Sa fragilité tient à sa forte dépendance aux hydrocarbures qui assurent 60% des recettes budgétaires et 95% des rentrées de devises et près de la moitié de son PIB.

Cette rente instaure un système malsain de distribution de revenus qui décourage travail et prise de risque et empêche la diversification économique.

Pour maintenir le statu quo et pouvoir acheter la paix sociale dans le pays, le régime militaro-politique algérien doit toujours compter sur un prix plus élevé du baril de pétrole pour s’en sortir au niveau budgétaire.

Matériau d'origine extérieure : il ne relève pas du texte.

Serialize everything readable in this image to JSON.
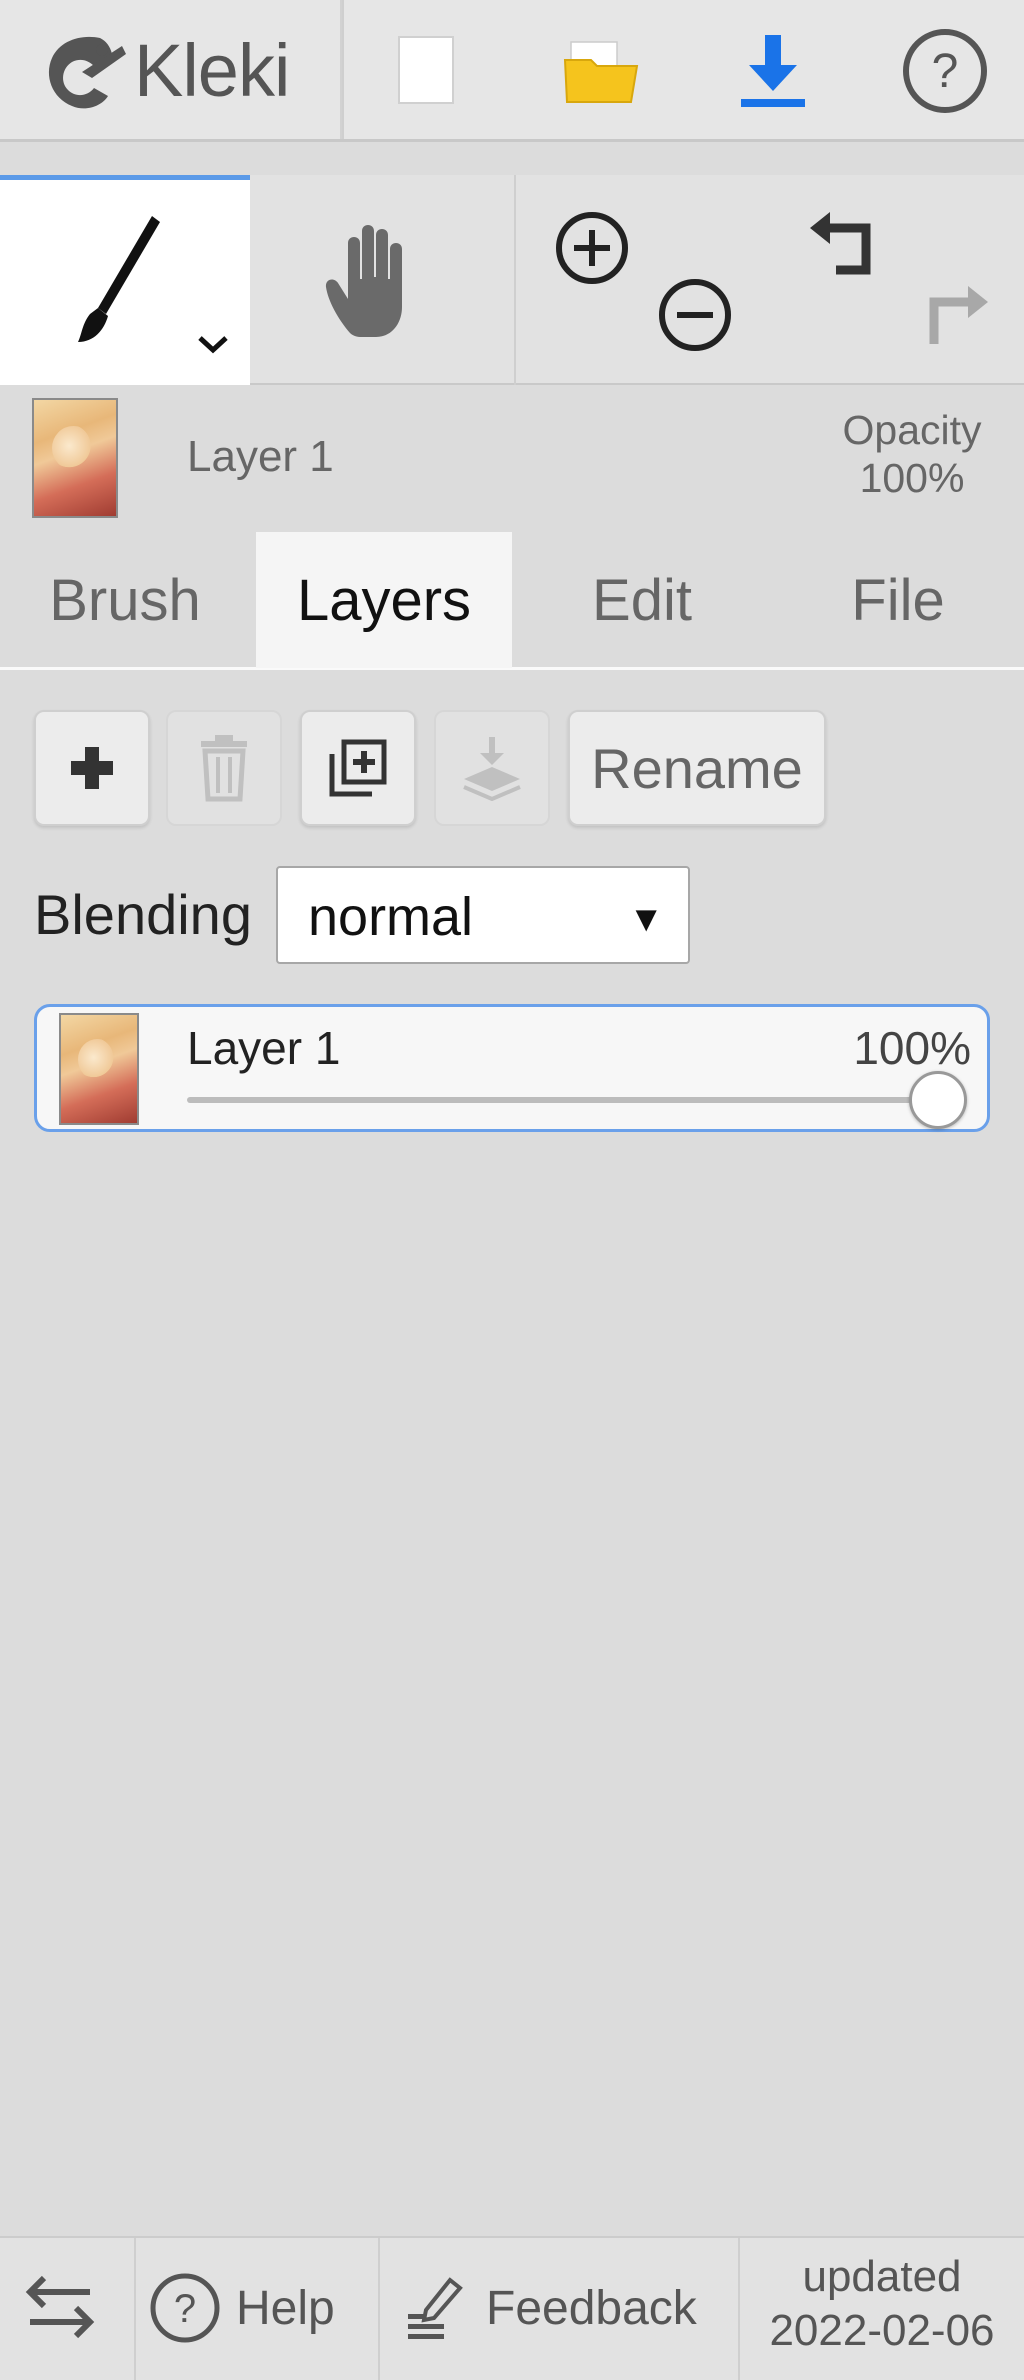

Or, l’on se demande si l’embellie actuelle sur les prix du pétrole et du gaz pourrait être durable et à contrario que fera le pouvoir algérien en cas de baisse brutale des cours des hydrocarbures pour honorer ses engagements vis-à-vis de sa population ?

Tout le monde sait que pour échapper aux fluctuations des prix du baril et au dilemme qu’elles posent, il n’existe qu’un seul moyen : la diversification de l’économie pour sortir de la logique de la rente pétrolière. Mais qui s’en soucie de ces questions stratégiques quand on se rend compte que le pouvoir en place gère au plus pressé et choisit souvent les voies de la facilité pour se maintenir ?

Tout le monde en convient que la situation économique en Algérie est d’autant plus difficile qu’aucun autre secteur économique n’est capable pour l’instant de prendre le relais de la rente pétrolière.

Pire, la production industrielle du pays a été divisée par deux depuis 1989 et la production agricole ne permet pas l’autosuffisance alimentaire pour l’instant.

Les chiffres du commerce extérieur révèlent mieux que tout autre indicateur l’absence d’une industrie et d’une agriculture suffisamment développées pour fournir des emplois à la population et assurer ses besoins.

Ainsi, malgré une réduction des importations, le taux de dépendance du marché intérieur atteint encore, en valeur, plus de 90% pour les produits d’alimentation et les biens de consommation. Mais il reste extrêmement dépendant pour des produits de base comme le blé, l’huile végétale, le lait et même le sucre.

Même si actuellement l’Algérie fait état d’un excédent de 2,3 milliards de dollars à fin 2021, les experts considèrent cet excèdent en trompe-l’œil. Dans le cas de l’Algérie, cet excédent a été obtenu après avoir privé les citoyens de biens essentiels, entraînant une forte inflation et des pénuries.

L’excédent est plutôt le résultat de la privation du marché intérieur algérien de biens vitaux tels que les voitures neuves, les composants automobiles, les médicaments et les denrées alimentaires.

Il s’explique, en outre, par la politique de réduction drastique des importations, provoquant de graves pénuries de médicaments nécessaires au traitement de maladies dangereuses.

Les images de files d’attente pour des produits importés comme le lait abondent sur les réseaux sociaux algériens, ajoutant aux longues files d’attente pour les liquidités bancaires, l’huile de cuisson et d’autres produits alimentaires. Même les produits, dont l’Algérie prétend être autosuffisante font défaut sur le marché intérieur comme la pomme de terre dont les prix ont plus que doublé au cours des derniers mois.

Jusqu’à quand le régime algérien pourrait utiliser cette manne pétrolière pour acheter une forme de paix sociale et maintenir une politique plus généreuse et relancer les salaires ?

Nul ne pourrait spéculer sur cette équation à plusieurs inconnus et surtout sur des dirigeants qui s’agrippent au pouvoir et tournent le dos à toute action réformatrice salvatrice.